Die Ausschlüsse, die dieses Klangideal des abendländischen Kunstgesangs nach sich zieht, fallen erst auf, wenn „wir eine Stimme hören, die auch die anderen emotionalen Ausdrucksqualitäten einfließen läßt“[2].
Wie aber kann die Funktion des Stimmklangs als Vehikel von Emotion erklärt werden? Der Klang der menschlichen Stimme ist nach Weber-Lucks Ergebnis einer Kette: Emotionaler Zustand bedingt Muskeltonus bedingt Spannungs- -und Schwingungszustand des gesamten Systems bedingt Stimmklang. Über diese Kette beeinflußt der Gefühlszustand Tonhöhenverlauf, Rhythmus und Exaktheit der Artikulationsbewegung.[3]
Seit den 60er Jahren haben Fonagy et al. bestätigt, daß jede Emotion ihr eigenes „Bewegungsbild“ hat. „Emotionsabhängige Einstellungen des Stimmlippenprofils“ sind „vorbewußte expressive Gesten“ („preconscious expressive gestures“[4] ). Unterschieden werden diese „Bewegungsbilder“ anhand akustisch-physikalischer und physiologischer Kriterien (Phonationsfrequenz, Amplitude(nspitzen) und –variation, Formantenprofil, Obertonspektrum, Atemdruck und Kehlkopfmuskelaktivität).[5]
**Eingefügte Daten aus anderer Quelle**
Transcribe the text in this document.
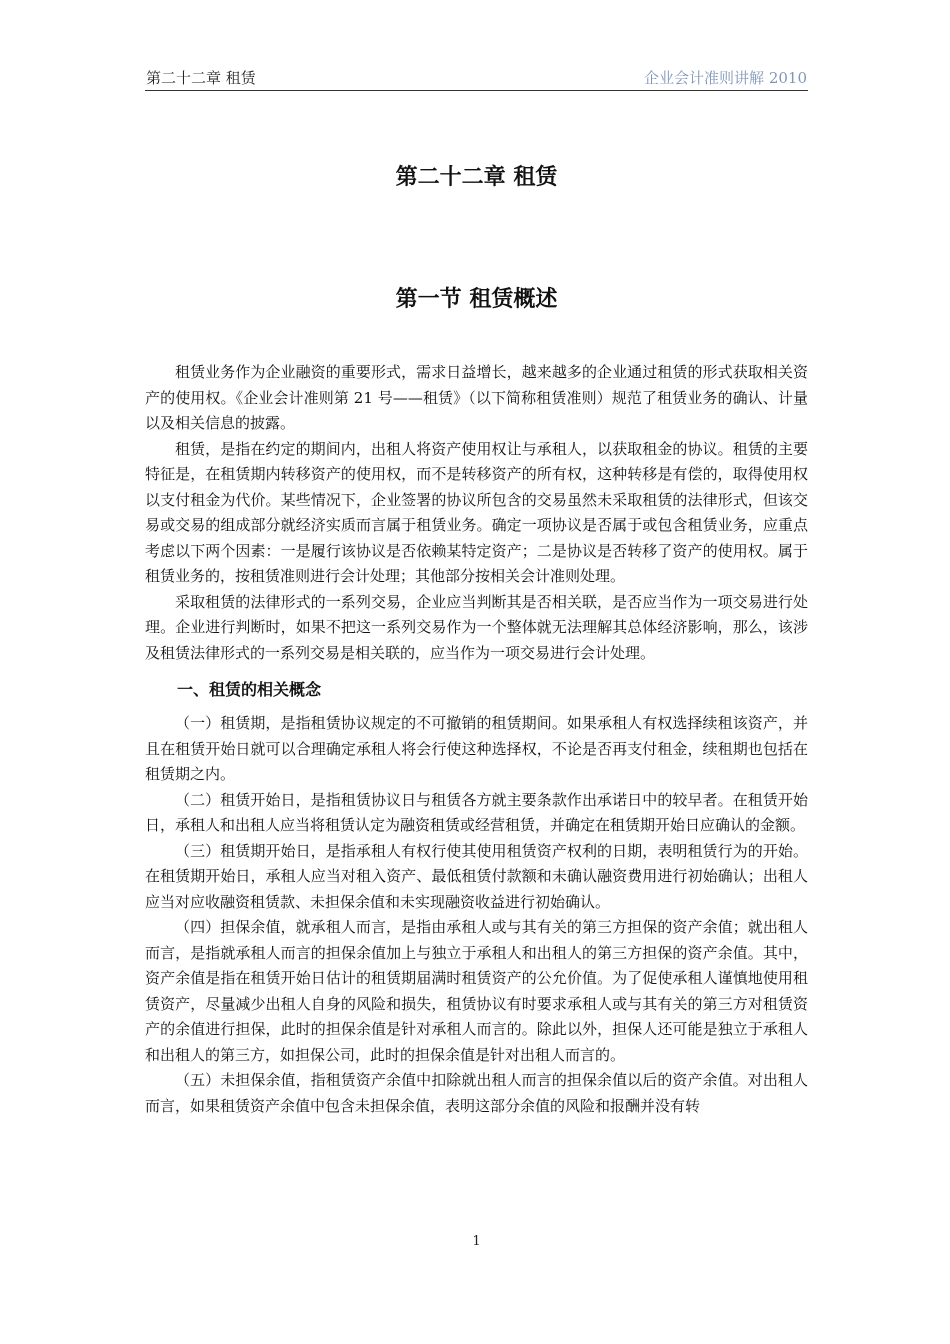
第二十二章 租赁	企业会计准则讲解 2010
第二十二章 租赁
第一节 租赁概述

租赁业务作为企业融资的重要形式，需求日益增长，越来越多的企业通过租赁的形式获取相关资产的使用权。《企业会计准则第 21 号——租赁》（以下简称租赁准则）规范了租赁业务的确认、计量以及相关信息的披露。

租赁，是指在约定的期间内，出租人将资产使用权让与承租人，以获取租金的协议。租赁的主要特征是，在租赁期内转移资产的使用权，而不是转移资产的所有权，这种转移是有偿的，取得使用权以支付租金为代价。某些情况下，企业签署的协议所包含的交易虽然未采取租赁的法律形式，但该交易或交易的组成部分就经济实质而言属于租赁业务。确定一项协议是否属于或包含租赁业务，应重点考虑以下两个因素：一是履行该协议是否依赖某特定资产；二是协议是否转移了资产的使用权。属于租赁业务的，按租赁准则进行会计处理；其他部分按相关会计准则处理。

采取租赁的法律形式的一系列交易，企业应当判断其是否相关联，是否应当作为一项交易进行处理。企业进行判断时，如果不把这一系列交易作为一个整体就无法理解其总体经济影响，那么，该涉及租赁法律形式的一系列交易是相关联的，应当作为一项交易进行会计处理。

一、租赁的相关概念

（一）租赁期，是指租赁协议规定的不可撤销的租赁期间。如果承租人有权选择续租该资产，并且在租赁开始日就可以合理确定承租人将会行使这种选择权，不论是否再支付租金，续租期也包括在租赁期之内。

（二）租赁开始日，是指租赁协议日与租赁各方就主要条款作出承诺日中的较早者。在租赁开始日，承租人和出租人应当将租赁认定为融资租赁或经营租赁，并确定在租赁期开始日应确认的金额。

（三）租赁期开始日，是指承租人有权行使其使用租赁资产权利的日期，表明租赁行为的开始。在租赁期开始日，承租人应当对租入资产、最低租赁付款额和未确认融资费用进行初始确认；出租人应当对应收融资租赁款、未担保余值和未实现融资收益进行初始确认。

（四）担保余值，就承租人而言，是指由承租人或与其有关的第三方担保的资产余值；就出租人而言，是指就承租人而言的担保余值加上与独立于承租人和出租人的第三方担保的资产余值。其中，资产余值是指在租赁开始日估计的租赁期届满时租赁资产的公允价值。为了促使承租人谨慎地使用租赁资产，尽量减少出租人自身的风险和损失，租赁协议有时要求承租人或与其有关的第三方对租赁资产的余值进行担保，此时的担保余值是针对承租人而言的。除此以外，担保人还可能是独立于承租人和出租人的第三方，如担保公司，此时的担保余值是针对出租人而言的。

（五）未担保余值，指租赁资产余值中扣除就出租人而言的担保余值以后的资产余值。对出租人而言，如果租赁资产余值中包含未担保余值，表明这部分余值的风险和报酬并没有转

1
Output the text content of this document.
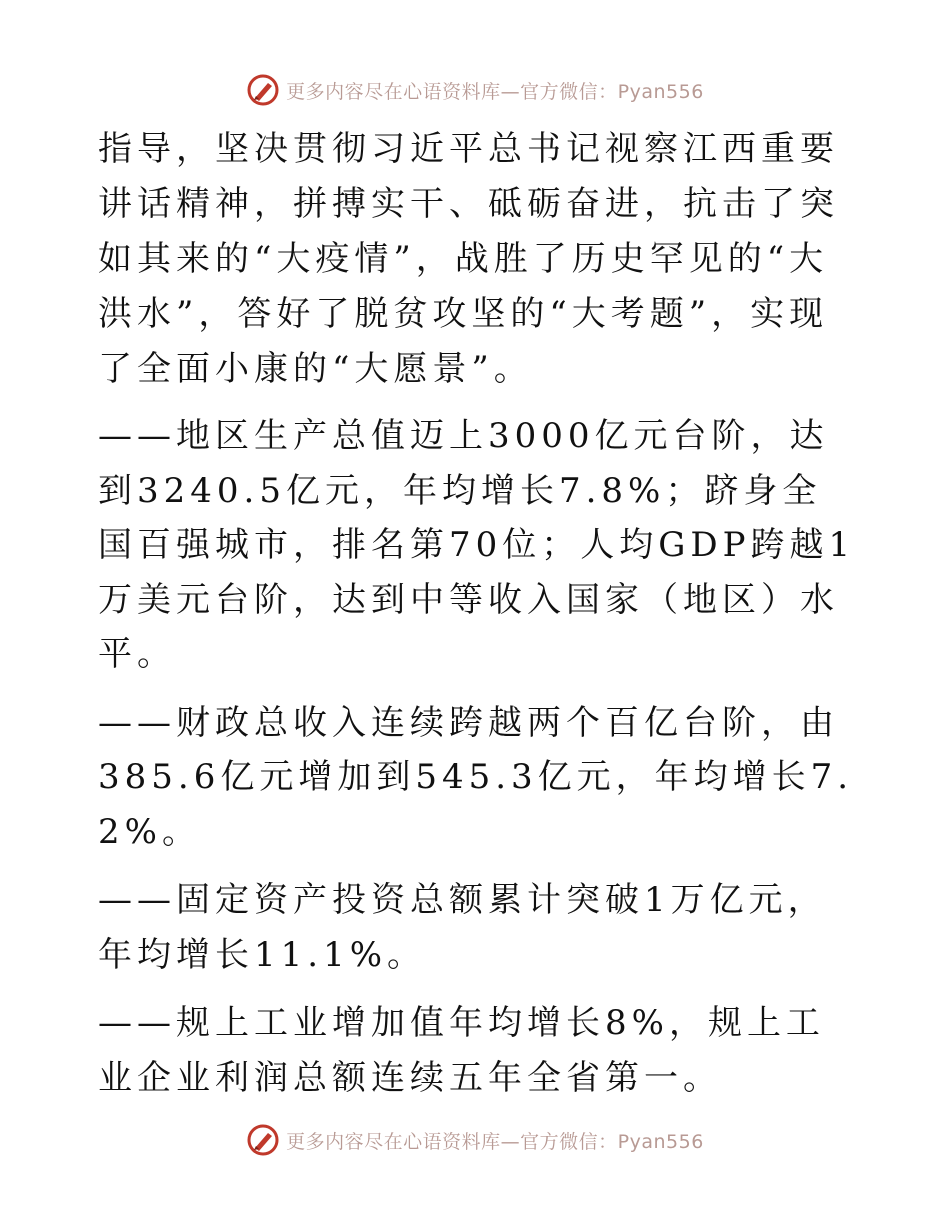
更多内容尽在心语资料库—官方微信：Pyan556

指导，坚决贯彻习近平总书记视察江西重要讲话精神，拼搏实干、砥砺奋进，抗击了突如其来的“大疫情”，战胜了历史罕见的“大洪水”，答好了脱贫攻坚的“大考题”，实现了全面小康的“大愿景”。

——地区生产总值迈上3000亿元台阶，达到3240.5亿元，年均增长7.8%；跻身全国百强城市，排名第70位；人均GDP跨越1万美元台阶，达到中等收入国家（地区）水平。

——财政总收入连续跨越两个百亿台阶，由385.6亿元增加到545.3亿元，年均增长7.2%。

——固定资产投资总额累计突破1万亿元，年均增长11.1%。

——规上工业增加值年均增长8%，规上工业企业利润总额连续五年全省第一。

更多内容尽在心语资料库—官方微信：Pyan556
In eine ähnliche Richtung zielt Uwe Jürgens’[6] Theorie der „emotionalen Phonationstypen“. Jeder dieser Phonationstypen hat ein bestimmtes Bewegungsprofil. Unterschieden sind diese Typen entlang von drei Achsen: Bruststimme/Kopfstimme, gepreßt/nicht gepreßt, große/geringe Lautstärke.
Emotionale Phonationstypen sind biologisch determiniert. Untersuchungen von emotionalen, nicht-verbalen Lautäußerungen bei Affen und Menschen ergaben nach Jürgens, daß die „emotionalen Phonationstypen“ „genetisch festgelegte Bedeutungsstrukturen“ sind. Sie sind daher transkulturell gleich und mit den gleichen Bedeutungen besetzt.[7]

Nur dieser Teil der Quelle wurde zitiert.